The progression and regression of metabolic dysfunction-associated fatty liver disease are associated with the development of subclinical atherosclerosis: A prospective analysis.

2021 
Abstract Background Metabolic dysfunction-associated fatty liver disease (MAFLD) has been proposed and diagnosed based on modified criteria. However, evidence for the risks of developing subclinical atherosclerosis with MAFLD transitions according to its new definition has never been reported. Methods Using data from a community-based cohort, 6232 participants aged 40 years or older were included and were followed up for a median of 4.3 years during 2010–2015. Participants were categorized into four groups (stable non-MAFLD, MAFLD regressed to non-MAFLD, non-MAFLD progressed to MAFLD, and stable MAFLD). Subclinical atherosclerosis was defined as elevated carotid intima-media thickness (CIMT), elevated brachial-ankle pulse wave velocity (ba-PWV), or microalbuminuria.

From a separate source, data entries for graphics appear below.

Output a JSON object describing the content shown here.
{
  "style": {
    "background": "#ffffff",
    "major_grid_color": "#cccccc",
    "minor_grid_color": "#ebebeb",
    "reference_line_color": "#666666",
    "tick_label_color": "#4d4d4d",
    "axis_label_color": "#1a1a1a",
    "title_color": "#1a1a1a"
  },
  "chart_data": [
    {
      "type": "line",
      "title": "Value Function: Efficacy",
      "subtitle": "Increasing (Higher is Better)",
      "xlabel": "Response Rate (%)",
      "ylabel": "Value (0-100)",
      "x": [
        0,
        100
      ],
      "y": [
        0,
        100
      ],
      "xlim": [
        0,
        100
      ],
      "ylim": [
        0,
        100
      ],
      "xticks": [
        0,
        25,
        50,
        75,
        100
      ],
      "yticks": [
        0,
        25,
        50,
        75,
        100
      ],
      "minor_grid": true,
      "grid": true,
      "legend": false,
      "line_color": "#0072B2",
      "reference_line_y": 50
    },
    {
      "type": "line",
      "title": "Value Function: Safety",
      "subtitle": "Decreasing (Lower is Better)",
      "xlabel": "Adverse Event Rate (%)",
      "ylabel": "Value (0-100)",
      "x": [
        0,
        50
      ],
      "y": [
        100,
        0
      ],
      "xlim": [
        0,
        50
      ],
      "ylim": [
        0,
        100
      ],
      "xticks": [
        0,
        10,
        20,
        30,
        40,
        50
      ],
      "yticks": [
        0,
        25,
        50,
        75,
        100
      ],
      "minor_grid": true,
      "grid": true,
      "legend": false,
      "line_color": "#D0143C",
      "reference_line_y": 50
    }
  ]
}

Results Compared with the stable non-MAFLD category, participants who progressed to MAFLD at follow-up visit had a 1.356-fold increased risk of developing elevated CIMT [odds ratio (OR) = 1.356; 95% confidence interval (CI) = 1.134–1.620], and a 1.458-fold increased risk of incident microalbuminuria (OR = 1.458; 95% CI = 1.034–2.056) after adjustment for confounders, respectively. In addition, participants with stable MAFLD showed 17.6%, 32.4%, and 35.4% increased risks of developing elevated CIMT, elevated ba-PWV and microalbuminuria, respectively. Compared with the stable MAFLD category, participants with MAFLD and low probability of fibrosis at baseline who regressed to non-MAFLD at follow-up visit had a 29.4% decreased risk of developing elevated CIMT (OR = 0.706; 95% CI = 0.507–0.984), a 43.1% decreased risk of developing elevated ba-PWV (OR = 0.569; 95% CI = 0.340–0.950), but was not significantly associated with incident microalbuminuria (OR = 0.709; 95% CI = 0.386–1.301). The decreased risks attributed to MAFLD regression were more evident in participants without diabetes or dyslipidemia, as well as in those with 0–1 metabolic risk abnormalities, respectively. Conclusions MAFLD was significantly associated with higher risks of developing subclinical atherosclerosis. Moreover, the regression of MAFLD might modify the risks of developing subclinical atherosclerosis, especially among those with low probability of fibrosis or less metabolic risk abnormalities. Since 40% of baseline participants with missing data on MAFLD measurement at follow-up were excluded, the conclusions should be speculated with caution.